To confirm the diagnosis, the doctor may order a nucleic acid amplification test, which can detect certain genetic characteristics of the bacterium Mycoplasma genitalium. This test can be done using a urine sample or a vaginal or urethral swab.

Treatment

Many commonly prescribed antibiotics may not be effective in treating this infection.

Antibiotic resistance.

Recent studies have shown that Mycoplasma genitalium may be resistant to first-line antibiotics such as moxifloxacin, azithromycin, and macrolides. And therefore, treatment can be quite difficult.

Due to the resistance of Mycoplasma genitalium to many antibiotics, the following treatment options are recommended:

If susceptibility testing is possible:

• For macrolide sensitivity: doxycycline + azithromycin – according to scheme
• With resistance to macrolides: doxycycline + moxifloxacin – according to the scheme

If susceptibility testing is not available:

• : doxycycline and moxifloxacin.

Any human sexual partners should also be tested for mycoplasma infection, even if they are asymptomatic.
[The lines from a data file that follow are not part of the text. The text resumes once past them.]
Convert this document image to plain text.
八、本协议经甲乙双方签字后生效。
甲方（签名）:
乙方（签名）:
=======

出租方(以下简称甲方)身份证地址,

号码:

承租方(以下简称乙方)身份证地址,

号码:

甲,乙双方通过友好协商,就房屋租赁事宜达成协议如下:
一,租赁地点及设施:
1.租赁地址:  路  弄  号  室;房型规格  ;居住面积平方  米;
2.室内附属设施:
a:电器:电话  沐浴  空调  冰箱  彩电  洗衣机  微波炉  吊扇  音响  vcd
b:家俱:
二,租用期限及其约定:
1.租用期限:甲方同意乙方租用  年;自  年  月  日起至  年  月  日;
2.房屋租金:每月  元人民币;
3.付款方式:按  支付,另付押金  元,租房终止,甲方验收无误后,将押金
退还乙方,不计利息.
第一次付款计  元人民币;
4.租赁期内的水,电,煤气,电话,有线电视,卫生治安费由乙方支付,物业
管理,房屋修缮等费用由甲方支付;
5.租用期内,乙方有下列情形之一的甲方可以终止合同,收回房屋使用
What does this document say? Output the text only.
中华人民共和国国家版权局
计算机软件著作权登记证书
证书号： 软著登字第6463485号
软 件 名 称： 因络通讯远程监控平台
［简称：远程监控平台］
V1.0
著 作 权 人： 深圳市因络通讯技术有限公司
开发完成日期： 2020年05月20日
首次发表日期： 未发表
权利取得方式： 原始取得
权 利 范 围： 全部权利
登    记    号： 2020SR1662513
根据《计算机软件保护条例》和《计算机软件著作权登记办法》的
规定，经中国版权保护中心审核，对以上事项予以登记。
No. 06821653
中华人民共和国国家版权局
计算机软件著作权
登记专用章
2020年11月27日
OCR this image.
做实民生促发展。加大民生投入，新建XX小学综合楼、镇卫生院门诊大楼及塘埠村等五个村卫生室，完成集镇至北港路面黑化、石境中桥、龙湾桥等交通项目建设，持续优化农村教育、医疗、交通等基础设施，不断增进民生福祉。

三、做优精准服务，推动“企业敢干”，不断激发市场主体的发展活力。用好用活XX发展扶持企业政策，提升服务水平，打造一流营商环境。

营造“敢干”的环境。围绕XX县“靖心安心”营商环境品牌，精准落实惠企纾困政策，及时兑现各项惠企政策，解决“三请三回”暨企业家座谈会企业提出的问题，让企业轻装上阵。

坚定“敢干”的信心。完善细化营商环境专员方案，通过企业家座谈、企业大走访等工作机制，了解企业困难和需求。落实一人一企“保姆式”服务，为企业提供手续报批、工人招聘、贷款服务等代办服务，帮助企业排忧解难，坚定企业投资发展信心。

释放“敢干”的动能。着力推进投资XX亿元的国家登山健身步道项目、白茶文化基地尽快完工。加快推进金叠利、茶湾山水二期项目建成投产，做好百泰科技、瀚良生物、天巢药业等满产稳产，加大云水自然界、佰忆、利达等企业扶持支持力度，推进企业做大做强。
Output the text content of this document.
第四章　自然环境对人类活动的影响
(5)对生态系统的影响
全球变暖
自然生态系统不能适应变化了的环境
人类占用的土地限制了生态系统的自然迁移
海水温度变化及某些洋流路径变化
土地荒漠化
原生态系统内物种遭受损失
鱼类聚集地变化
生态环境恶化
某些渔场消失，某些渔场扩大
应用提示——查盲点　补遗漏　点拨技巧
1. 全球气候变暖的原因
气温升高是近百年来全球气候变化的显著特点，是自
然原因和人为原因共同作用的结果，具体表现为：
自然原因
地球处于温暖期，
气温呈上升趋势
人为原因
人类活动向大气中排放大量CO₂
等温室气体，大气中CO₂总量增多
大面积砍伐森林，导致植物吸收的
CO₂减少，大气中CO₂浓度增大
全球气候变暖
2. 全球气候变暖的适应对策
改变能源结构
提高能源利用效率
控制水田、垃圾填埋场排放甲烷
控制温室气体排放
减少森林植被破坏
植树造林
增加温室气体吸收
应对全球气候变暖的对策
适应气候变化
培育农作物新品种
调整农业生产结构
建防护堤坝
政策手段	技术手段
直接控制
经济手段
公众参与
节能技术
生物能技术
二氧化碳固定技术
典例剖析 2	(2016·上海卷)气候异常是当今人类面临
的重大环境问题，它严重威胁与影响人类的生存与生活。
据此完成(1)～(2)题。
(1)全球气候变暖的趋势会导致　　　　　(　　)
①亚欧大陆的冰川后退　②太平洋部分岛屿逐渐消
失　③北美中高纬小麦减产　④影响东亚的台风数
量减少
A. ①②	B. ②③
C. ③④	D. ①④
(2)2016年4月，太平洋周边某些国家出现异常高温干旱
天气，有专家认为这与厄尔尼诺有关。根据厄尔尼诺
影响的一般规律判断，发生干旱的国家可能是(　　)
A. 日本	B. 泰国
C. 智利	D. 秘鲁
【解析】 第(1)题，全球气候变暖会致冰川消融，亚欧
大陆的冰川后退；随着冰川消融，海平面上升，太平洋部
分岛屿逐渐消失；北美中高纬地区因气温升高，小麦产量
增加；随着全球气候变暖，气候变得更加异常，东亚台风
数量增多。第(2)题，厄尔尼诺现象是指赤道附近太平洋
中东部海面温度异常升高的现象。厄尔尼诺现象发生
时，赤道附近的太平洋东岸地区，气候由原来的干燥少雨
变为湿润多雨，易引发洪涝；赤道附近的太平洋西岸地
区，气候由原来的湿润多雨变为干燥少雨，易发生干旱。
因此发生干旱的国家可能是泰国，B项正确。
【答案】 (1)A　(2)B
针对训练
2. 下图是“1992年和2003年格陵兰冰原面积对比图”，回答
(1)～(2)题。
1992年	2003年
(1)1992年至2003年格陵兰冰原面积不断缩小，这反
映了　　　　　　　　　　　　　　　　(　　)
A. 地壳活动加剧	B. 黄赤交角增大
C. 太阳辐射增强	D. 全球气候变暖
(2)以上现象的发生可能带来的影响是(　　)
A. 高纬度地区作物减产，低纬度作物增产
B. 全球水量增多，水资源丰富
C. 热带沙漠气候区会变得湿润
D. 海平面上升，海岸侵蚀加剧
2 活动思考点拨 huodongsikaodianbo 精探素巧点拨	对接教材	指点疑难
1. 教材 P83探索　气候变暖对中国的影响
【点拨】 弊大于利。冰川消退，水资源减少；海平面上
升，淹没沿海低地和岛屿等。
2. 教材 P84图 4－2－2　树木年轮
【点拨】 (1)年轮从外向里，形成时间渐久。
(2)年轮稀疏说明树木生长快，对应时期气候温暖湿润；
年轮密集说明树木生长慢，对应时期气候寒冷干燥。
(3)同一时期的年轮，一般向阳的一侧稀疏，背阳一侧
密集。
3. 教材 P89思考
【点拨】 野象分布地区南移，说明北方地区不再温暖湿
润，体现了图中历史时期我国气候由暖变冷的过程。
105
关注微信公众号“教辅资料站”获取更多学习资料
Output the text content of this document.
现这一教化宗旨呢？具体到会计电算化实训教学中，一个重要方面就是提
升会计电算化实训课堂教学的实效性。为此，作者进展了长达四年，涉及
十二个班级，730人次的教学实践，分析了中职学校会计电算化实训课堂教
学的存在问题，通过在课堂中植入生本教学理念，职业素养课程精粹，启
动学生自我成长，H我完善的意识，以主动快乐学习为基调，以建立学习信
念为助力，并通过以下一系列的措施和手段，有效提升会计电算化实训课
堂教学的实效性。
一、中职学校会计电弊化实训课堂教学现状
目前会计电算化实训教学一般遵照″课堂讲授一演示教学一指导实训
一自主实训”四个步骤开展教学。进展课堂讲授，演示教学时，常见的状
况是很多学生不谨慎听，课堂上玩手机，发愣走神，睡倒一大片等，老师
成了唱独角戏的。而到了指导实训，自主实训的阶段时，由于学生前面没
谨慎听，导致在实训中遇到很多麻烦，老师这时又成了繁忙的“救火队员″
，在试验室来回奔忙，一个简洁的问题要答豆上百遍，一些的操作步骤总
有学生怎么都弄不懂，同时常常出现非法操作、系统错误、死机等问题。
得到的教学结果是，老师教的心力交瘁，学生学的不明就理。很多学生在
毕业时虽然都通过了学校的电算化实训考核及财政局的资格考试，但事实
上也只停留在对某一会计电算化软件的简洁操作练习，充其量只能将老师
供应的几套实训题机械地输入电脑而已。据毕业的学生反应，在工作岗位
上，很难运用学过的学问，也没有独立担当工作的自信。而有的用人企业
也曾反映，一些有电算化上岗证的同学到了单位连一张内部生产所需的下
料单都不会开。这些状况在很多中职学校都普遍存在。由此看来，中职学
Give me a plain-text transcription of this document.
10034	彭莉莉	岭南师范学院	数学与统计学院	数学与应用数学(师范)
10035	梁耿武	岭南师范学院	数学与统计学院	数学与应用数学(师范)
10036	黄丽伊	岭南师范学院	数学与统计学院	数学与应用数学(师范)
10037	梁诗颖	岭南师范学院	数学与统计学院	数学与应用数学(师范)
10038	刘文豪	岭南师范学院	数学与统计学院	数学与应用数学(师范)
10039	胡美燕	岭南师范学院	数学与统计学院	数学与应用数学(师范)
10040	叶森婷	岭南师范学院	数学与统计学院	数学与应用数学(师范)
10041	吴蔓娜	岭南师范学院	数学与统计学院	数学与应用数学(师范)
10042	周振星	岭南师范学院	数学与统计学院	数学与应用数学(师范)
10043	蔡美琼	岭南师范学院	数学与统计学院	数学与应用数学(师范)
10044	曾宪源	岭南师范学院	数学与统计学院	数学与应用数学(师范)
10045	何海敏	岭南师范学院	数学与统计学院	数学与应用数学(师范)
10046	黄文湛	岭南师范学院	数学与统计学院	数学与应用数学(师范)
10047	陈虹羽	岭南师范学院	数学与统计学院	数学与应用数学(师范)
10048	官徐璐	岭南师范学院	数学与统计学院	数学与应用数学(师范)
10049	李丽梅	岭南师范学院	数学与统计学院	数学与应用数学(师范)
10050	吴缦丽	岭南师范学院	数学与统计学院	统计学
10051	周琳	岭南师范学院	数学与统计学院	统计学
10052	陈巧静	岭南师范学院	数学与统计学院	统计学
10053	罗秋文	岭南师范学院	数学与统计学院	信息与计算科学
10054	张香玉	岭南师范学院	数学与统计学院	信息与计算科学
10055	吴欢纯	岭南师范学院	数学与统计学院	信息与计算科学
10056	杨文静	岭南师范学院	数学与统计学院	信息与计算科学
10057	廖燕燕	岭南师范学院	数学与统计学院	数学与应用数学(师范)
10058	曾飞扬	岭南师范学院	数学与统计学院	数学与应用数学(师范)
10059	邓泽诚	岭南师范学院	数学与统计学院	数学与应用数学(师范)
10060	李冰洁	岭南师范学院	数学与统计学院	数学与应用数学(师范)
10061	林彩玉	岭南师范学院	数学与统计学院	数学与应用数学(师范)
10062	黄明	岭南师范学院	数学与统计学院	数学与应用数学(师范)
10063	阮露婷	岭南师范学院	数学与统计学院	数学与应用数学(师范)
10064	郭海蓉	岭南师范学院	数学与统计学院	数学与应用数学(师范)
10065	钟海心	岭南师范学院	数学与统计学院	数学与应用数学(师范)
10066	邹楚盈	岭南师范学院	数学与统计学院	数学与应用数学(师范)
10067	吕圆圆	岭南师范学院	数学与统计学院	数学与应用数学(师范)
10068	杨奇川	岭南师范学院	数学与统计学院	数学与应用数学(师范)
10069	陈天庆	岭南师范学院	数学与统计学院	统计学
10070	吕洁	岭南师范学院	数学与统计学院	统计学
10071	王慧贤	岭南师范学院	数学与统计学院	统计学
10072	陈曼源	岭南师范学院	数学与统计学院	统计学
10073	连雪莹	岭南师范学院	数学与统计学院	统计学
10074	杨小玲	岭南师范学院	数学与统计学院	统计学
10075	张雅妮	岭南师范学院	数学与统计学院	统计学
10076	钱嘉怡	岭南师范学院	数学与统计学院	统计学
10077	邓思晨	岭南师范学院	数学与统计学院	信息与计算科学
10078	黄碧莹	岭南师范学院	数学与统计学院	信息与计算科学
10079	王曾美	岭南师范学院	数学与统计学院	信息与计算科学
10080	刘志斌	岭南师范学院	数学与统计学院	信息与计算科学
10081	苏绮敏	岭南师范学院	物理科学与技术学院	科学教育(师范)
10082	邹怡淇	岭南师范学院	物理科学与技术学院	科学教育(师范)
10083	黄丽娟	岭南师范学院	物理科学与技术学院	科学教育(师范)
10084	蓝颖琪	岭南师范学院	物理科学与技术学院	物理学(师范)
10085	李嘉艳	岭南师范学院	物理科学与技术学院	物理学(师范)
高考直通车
Mycoplasma genitalium risk factors

As with many STIs, there are several risk factors that can increase the risk of MG infection, including:

• having sex without a condom or other barrier method
• recently diagnosed with chlamydia or gonorrhea
• multiple sexual partners in the last 12 months
• HIV or AIDS

Is there a risk of genital mycoplasma infection if a woman is pregnant?

Pregnant women are at risk of contracting Mycoplasma genitalium.